Intervention de Jean-François Eliaou

Réunion du jeudi 18 octobre 2018 à 10h00
Office parlementaire d'évaluation des choix scientifiques et technologiques

Photo issue du site de l'Assemblée nationale ou de WikipediaJean-François Eliaou, député, rapporteur :

Nous avons bien différencié les deux cibles distinctes que sont les gènes de susceptibilité et les gènes de responsabilité. Les généticiens auditionnés ont unanimement défendu l'approche suivante : « Accord pour les maladies monogéniques, pour les gènes directement causes de la pathologie, des gènes étiologiques pourrait-on dire ; refus pour les gènes de simple susceptibilité ».

Un gène de susceptibilité n'est associé à une pathologie que dans une approche probabiliste. Quand on passe de la probabilité, des grands nombres, au cas individuel, il ne s'agit plus d'un risque relatif, mais d'un risque absolu. Et le risque absolu de développer la maladie, en raison de la présence d'un gène de susceptibilité dans son génome, n'a rien à voir avec le risque relatif. La question pour l'individu est binaire : ayant le gène de susceptibilité, ai-je ou développerai-je la pathologie, oui ou non ?

Pour répondre à notre collègue à propos du diabète et d'autres maladies, prenons le cas de deux vrais jumeaux, totalement identiques sur le plan génétique, non seulement sur leur gène de susceptibilité mais sur l'ensemble du génome. L'un d'entre eux développe un diabète, par exemple un diabète de type 1. On se pose la question de savoir quelle est la probabilité ou le risque pour le second jumeau de développer cette pathologie. En fonction des études, la réponse est seulement de 30 % à 40 %. Le composant génétique du diabète n'est que de 30 % à 40 %, le reste tient à l'environnement. Le gène ou les gènes de susceptibilité resteront toujours des gènes de susceptibilité, ils ne vont pas, à cause des progrès de la médecine, passer du statut de gène de susceptibilité à un statut de gène de causalité. Pour des pathologies telles que le diabète, les maladies auto-immunes, éventuellement le cancer, l'important est l'interaction du composant génétique – qui ne compte que pour 30 %, et encore s'agit-il d'une maladie qui est fortement pénétrante –, avec l'environnement et les mécanismes de cette interaction.

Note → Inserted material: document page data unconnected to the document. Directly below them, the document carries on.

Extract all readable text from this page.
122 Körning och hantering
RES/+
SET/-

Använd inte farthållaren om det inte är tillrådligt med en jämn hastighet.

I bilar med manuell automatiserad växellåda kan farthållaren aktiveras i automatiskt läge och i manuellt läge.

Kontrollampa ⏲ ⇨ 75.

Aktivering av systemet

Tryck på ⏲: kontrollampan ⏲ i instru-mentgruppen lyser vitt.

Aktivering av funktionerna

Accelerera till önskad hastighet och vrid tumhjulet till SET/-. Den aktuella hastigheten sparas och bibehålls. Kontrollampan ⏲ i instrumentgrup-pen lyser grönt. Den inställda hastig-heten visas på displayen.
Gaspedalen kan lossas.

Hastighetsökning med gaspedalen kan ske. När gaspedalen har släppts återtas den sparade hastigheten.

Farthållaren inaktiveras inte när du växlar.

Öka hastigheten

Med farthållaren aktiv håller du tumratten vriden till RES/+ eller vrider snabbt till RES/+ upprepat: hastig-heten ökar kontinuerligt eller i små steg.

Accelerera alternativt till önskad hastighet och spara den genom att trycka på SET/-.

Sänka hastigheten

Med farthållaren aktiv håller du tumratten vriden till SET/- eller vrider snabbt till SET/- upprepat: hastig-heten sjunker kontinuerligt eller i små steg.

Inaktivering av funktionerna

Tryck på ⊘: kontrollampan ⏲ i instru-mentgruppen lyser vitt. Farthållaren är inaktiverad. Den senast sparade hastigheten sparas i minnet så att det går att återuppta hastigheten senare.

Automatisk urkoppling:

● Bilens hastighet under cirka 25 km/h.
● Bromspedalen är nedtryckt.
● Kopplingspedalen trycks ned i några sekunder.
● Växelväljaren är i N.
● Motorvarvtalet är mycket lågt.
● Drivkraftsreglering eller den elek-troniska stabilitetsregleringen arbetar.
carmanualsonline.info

Le gène ne fait pas tout, surtout dans les maladies complexes ou multifactorielles. Comptent aussi, par exemple, l'expression des gènes, l'interaction des gènes avec leur environnement, les mécanismes au niveau moléculaire.

En ce qui concerne BRAC 1, les études ont montré que, dans un contexte familial, il s'agit de gènes que l'on peut considérer comme oncogènes et que, dans ce contexte familial, la susceptibilité, le risque de développer cette pathologie est très grand. On ne demande pas pour autant à toutes les femmes concernées de subir des mastectomies. On leur demande seulement une surveillance. On renforce la surveillance pour BRAC 1 et BRAC 2. C'est tout et c'est bien. Mais cela pose la question de savoir pour quelles raisons on ne ferait pas la même chose dans la population générale. Si on le décide pour la population générale, il n'y a pas de raison de ne pas le faire prendre en charge par l'assurance maladie, ce qui signifie augmenter le nombre de médecins, augmenter le nombres de structures, etc. On répondra que les considérations d'argent n'ont pas à intervenir dans la santé. L'impact budgétaire doit pourtant être pris en considération, ne serait-ce que parce qu'à partir du moment où on ouvre une possibilité, il faut le faire correctement. Je précise que j'ai évoqué la notion d'agrégation familiale dans les cas de cancer du sein ou de l'ovaire, mais on ne procède dans ces cas, bien sûr, au « screening » que de la parentèle féminine.

Je voudrais à ce stade poser la question de savoir si on apporte en France une réponse « à la française » à ce sujet. Nous sommes des législateurs et chacun s'exprime comme il veut. Nous avons cependant un corpus bioéthique, spécifique à notre pays. Certains pensent que nous sommes en retard, d'autres que nous sommes en avance, d'autres encore que nous sommes un modèle, d'autres que nous sommes rétrogrades. Toujours est-il que nous avons un corpus bioéthique, considéré traditionnellement comme spécifique à notre pays. La question qu'il faut se poser, de façon générale, est de savoir si la loi doit « courir après » toutes les découvertes scientifiques, la concurrence internationale ou la mondialisation, ou bien si nous devons, en tant que législateur, définir des limites. Mais je ne donne pas de réponse.